We arrived at the Gite d'étape Tamaloute after a spectacular drive up the M'Goun Valley as the sun set. We forded a few spillways which would no doubt have been impassable, if yesterday's floods had reached this area, as they appeared to have done judging by some patches of recent looking silty mud on the road and a few rockfalls that made Mohammed drive carefully to avoid them. We got here after sunset but while the sky was still not yet dark.
After ten minutes to settle in we went down to the dining room, to discover we were the first there. I had a bottle of white wine which I'd agreed to split with Maria, and I put it in the drinks fridge (full of Coke and Fanta and bottled water) to cool down. M. had separately agreed to split a bottle of red with Karen. The others trickled in for dinner, for which Lahcen had phoned ahead our choices. The options were: (a) vegetarian, or (b) with meat. The meal began with a soup which was similar, I thought, to the fava bean soup, except with rice and some small chunks of vegetables in it.

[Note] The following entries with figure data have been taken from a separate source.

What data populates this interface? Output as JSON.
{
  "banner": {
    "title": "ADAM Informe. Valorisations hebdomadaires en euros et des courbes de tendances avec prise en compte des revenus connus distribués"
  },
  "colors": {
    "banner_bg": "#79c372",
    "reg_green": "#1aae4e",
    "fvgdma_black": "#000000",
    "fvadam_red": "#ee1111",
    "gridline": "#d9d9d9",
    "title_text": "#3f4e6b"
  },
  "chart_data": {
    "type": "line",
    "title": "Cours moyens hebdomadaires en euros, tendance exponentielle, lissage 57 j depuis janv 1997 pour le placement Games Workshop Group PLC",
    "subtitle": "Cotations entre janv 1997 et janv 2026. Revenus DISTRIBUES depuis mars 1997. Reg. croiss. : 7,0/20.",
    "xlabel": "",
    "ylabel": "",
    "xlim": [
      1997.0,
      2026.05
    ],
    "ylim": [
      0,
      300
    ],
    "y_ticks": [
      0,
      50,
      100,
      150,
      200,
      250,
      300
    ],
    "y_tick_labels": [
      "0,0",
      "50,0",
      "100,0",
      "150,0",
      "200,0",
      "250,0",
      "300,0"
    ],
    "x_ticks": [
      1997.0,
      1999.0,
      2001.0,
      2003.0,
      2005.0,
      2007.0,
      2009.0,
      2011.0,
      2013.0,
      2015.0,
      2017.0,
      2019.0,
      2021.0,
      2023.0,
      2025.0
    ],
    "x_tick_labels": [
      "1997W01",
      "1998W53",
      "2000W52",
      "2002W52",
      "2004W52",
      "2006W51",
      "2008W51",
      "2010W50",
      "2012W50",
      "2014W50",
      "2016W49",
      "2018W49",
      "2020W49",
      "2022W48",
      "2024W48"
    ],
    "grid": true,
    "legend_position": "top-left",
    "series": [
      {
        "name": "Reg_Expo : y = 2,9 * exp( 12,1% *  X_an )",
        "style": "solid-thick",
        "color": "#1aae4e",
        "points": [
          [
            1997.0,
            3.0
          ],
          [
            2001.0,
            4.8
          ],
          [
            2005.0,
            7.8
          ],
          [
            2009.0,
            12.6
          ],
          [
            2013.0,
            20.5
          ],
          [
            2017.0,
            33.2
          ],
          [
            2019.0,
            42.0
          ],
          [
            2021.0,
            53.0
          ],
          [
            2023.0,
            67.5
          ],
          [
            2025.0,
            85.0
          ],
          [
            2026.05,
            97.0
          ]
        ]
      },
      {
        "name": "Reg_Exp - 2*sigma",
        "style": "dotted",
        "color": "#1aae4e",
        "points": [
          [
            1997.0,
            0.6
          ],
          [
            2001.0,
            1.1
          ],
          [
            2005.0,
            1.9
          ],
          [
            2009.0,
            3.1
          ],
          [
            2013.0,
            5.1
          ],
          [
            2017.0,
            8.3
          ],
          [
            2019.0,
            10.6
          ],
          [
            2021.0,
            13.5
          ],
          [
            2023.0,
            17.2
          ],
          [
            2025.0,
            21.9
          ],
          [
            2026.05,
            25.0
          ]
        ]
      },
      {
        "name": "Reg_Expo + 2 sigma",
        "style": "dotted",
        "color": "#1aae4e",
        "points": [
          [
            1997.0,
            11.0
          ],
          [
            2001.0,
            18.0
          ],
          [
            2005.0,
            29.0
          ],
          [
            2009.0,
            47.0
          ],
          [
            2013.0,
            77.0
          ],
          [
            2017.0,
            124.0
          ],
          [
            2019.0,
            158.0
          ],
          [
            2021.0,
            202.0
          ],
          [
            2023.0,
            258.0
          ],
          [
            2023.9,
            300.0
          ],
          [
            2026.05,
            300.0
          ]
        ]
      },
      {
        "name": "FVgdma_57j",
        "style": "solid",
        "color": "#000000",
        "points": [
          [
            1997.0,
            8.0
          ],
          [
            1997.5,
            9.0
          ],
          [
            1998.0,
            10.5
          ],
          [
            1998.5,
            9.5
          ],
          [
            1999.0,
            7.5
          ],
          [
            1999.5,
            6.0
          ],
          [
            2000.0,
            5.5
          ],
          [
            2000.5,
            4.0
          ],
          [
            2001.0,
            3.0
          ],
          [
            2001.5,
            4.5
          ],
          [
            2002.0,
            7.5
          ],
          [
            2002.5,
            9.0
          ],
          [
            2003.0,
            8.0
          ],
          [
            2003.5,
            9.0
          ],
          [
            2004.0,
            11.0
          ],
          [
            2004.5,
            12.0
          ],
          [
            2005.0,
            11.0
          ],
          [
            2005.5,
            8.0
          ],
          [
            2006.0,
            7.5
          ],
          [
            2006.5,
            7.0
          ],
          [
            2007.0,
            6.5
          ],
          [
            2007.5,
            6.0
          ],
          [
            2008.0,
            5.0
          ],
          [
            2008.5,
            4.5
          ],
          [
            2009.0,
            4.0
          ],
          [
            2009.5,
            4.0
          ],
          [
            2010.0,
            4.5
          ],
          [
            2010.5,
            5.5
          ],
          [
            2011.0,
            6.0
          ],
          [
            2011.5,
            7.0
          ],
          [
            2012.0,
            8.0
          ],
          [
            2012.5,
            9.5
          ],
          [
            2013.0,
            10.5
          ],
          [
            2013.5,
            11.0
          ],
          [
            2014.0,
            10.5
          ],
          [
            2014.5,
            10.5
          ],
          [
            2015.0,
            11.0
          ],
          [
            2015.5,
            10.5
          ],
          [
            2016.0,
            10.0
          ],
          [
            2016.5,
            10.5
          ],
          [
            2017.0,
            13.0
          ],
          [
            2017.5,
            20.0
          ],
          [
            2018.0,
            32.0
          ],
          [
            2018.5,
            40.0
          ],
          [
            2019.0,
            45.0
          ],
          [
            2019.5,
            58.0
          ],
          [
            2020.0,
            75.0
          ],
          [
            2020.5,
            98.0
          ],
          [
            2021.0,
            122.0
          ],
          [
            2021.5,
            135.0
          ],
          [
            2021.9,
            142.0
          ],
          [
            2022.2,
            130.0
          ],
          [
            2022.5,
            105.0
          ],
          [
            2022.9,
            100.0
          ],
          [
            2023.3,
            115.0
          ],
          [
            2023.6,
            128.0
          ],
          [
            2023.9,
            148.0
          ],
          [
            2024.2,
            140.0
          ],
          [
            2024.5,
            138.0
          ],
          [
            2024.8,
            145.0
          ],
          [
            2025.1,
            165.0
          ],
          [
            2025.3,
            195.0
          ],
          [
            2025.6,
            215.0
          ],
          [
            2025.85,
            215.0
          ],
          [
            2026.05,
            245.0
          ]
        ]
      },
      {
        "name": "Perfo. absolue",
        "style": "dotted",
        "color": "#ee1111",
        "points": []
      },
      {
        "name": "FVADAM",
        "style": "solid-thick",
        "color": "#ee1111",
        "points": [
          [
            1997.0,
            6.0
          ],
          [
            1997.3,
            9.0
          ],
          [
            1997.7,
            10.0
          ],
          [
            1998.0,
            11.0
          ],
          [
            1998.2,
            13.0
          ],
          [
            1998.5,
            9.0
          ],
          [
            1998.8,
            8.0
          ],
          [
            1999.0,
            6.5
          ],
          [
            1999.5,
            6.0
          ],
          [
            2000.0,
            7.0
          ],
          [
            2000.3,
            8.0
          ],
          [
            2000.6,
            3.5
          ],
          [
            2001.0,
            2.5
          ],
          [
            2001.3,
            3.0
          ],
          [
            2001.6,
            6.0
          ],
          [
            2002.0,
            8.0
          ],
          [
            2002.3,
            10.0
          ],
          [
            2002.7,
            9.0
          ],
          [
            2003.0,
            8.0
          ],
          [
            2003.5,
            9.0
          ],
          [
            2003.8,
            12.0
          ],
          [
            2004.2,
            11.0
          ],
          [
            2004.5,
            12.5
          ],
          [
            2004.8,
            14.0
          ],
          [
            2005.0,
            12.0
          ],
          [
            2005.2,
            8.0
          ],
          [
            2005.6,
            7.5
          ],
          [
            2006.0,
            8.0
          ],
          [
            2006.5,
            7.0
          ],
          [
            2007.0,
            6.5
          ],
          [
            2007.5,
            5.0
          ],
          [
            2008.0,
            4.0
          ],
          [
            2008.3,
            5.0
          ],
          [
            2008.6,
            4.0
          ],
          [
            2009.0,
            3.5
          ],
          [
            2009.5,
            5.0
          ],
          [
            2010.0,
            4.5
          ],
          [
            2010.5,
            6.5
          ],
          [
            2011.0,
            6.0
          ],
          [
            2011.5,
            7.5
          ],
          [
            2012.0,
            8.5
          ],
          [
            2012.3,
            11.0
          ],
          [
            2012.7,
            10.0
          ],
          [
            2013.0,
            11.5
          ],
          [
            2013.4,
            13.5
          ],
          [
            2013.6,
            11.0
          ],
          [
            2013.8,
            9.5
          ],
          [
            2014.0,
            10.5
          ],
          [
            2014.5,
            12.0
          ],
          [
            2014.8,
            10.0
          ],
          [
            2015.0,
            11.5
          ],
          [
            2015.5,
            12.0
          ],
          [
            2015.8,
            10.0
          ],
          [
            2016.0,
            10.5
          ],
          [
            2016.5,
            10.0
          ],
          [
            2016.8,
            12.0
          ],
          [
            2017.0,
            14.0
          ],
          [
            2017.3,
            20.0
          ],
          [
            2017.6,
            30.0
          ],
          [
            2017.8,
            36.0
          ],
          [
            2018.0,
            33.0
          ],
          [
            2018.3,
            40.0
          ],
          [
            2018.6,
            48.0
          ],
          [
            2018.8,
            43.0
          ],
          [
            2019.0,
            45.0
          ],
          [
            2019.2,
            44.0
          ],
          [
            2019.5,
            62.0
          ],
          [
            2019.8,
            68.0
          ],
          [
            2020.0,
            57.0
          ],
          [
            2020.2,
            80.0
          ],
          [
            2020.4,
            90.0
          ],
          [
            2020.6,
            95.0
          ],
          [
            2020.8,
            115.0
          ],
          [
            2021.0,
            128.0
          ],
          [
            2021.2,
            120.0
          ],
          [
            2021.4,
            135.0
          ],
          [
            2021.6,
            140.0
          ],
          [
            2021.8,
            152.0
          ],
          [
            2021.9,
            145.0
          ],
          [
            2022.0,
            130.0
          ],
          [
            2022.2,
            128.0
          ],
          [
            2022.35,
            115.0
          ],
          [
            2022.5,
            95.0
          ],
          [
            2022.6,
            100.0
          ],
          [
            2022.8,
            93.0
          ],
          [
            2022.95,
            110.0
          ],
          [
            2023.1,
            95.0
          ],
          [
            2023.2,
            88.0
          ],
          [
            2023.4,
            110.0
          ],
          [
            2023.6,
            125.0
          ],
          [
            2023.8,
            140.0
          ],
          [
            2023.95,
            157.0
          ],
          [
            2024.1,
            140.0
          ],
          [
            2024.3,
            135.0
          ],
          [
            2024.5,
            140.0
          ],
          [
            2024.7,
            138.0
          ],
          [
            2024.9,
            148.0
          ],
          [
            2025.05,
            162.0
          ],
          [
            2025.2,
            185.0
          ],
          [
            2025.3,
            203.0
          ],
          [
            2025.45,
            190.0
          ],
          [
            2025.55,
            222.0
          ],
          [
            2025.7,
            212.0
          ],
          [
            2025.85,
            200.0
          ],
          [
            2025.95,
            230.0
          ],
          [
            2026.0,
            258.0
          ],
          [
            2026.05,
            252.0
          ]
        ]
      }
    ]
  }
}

The main course was couscous, with either (a) carrots, potato, eggplant, pumpkin, or (b) the same plus chicken. Dessert was slices of melon: what Lahcen called rockmelon and which had a rockmelon-like textured skin, but which was green like a honeydew melon inside, and tasted like a honeydew melon. The other was the ubiquitous yellow ridge-skinned melon which we've had several times. I asked Lahcen what sort of melon it was, and he said it was just called "melon". (Later research suggests it was probably canary melon.) The white wine I shared with Maria turned out to be somewhat sweet, though not as sweet as prosecco. She was disappointed, but I thought it was okay with the sweet vegetables in the couscous.
Vegetable couscous at dinner.
On the way back from dinner we walked into a dark area away from the lights to look at the stars, which were numerous and wonderful. We could see the Milky Way easily, but I didn't recognise a single star or constellation from this point in the northern hemisphere, despite trying for several minutes to locate anything at all familiar.
We came back to our room, showered, and are about to hop into bed.